At another, it reminds us that experts are human. The Winternitz expert, who is otherwise nationally well-reputed, admitted to personnel difficulties in his practice, a loss of phone records, other “problems galore” in his office and “a variety of errors” in his records.

Trial attorneys often need experts. Some are court-appointed under Evidence Code section 730. Others are hired as private consultants or witnesses for hearings and trials. They provide anlaysis, insights and opinions beyond the abilities of lay witnesses.

But they require affirmative handling. Attorneys, charged with managing their client’s cases, are ultimately responsible for some oversight of their experts’ methodologies and procedures. We too often see counsel close their eyes in essentially delegating their cases to experts.
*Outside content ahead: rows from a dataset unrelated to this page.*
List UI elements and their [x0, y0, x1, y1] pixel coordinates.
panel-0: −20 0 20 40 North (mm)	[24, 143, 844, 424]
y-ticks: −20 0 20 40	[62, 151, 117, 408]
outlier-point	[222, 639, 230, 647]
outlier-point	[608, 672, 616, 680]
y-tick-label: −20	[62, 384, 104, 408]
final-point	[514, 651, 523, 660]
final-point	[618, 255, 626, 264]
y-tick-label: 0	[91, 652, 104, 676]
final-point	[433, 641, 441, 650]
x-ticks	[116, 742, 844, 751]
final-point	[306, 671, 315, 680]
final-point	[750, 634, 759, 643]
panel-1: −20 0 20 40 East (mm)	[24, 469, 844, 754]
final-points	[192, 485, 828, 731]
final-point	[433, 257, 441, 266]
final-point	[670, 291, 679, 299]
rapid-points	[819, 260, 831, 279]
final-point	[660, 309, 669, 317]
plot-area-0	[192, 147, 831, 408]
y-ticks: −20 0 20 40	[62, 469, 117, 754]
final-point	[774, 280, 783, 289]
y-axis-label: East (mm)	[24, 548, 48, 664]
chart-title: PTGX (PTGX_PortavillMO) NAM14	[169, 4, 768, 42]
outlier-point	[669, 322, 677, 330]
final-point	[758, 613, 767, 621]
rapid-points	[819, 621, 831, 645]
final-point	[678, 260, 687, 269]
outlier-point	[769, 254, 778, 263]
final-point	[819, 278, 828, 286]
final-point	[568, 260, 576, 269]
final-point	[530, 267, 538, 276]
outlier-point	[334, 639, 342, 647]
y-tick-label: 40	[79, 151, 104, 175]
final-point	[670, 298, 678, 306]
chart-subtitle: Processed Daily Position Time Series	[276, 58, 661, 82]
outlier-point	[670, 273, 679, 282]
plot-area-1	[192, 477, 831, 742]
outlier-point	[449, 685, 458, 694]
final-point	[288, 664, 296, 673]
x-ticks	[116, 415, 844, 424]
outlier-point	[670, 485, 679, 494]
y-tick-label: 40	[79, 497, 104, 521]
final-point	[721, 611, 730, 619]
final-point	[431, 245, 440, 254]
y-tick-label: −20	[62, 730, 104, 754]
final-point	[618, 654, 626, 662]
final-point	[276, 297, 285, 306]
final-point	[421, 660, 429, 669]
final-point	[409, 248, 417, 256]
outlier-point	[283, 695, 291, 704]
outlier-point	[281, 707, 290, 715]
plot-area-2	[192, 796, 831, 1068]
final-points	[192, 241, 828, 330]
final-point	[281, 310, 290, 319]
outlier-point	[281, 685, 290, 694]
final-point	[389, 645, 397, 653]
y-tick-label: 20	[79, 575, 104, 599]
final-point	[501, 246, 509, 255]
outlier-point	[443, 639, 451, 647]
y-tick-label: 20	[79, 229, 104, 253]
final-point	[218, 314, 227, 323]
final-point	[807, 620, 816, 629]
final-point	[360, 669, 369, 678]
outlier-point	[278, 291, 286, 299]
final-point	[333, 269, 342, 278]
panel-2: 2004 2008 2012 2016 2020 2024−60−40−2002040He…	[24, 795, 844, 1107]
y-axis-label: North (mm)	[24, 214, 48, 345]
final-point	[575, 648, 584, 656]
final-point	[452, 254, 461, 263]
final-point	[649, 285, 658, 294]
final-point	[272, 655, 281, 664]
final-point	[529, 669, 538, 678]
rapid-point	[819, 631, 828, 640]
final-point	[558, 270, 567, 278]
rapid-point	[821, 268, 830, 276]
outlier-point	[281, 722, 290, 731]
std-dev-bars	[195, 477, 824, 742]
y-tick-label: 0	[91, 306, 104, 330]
In a court hearing just the other day, I heard opposing counsel explain to our judge that he was merely forwarding his accounting expert’s (flawed) legal arguments, as opposed to his own.

Winternitz reminds us that experts are human. “Between the lines,” it also cautions attorneys to monitor their experts and refrain from subcontracting their professional duties.

Trial Basics Seminar Success!

Our Southern California Chapter of the AAML presented the first annual Trial Basics Seminar on April 10, 2015 in Orange County.  The TBS is aimed at less experienced family law lawyers.  We designed it to (1) Reach out to potential future Fellows, (2) Help educate family law attorneys and (3) Give back to the courts and our family law community.  100 lawyers attended, with nearly that many still on the waiting list.

I was proud to serve as the event’s Dean.  Herring Law Group put in hundreds of hours of work, coordinating speakers, materials, hotel logistics and all communications.  It helped our new firm bond, and we are proud to have “made it happen.”  Ruston and Erin also attended.

My presentations included “Expert Witnesses,” “Protecting the Record/Statements of Decision” and “Post-hearing and Trial Motions.”  Activity evaluations were outstanding, with across-the-board “5 for 5” top ratings.  Comments included, “the practical tips taught were incredible,” “I learned more [about expert witnesses] in 15 minutes than I have in 10 years,” and “the content will be very useful to my own practice in terms of practical tools and approaches.”

Follow-up “break-out” sessions will be held this weekend at various law schools.  HLG looks forward to helping to grow and improve the TBS in years to come.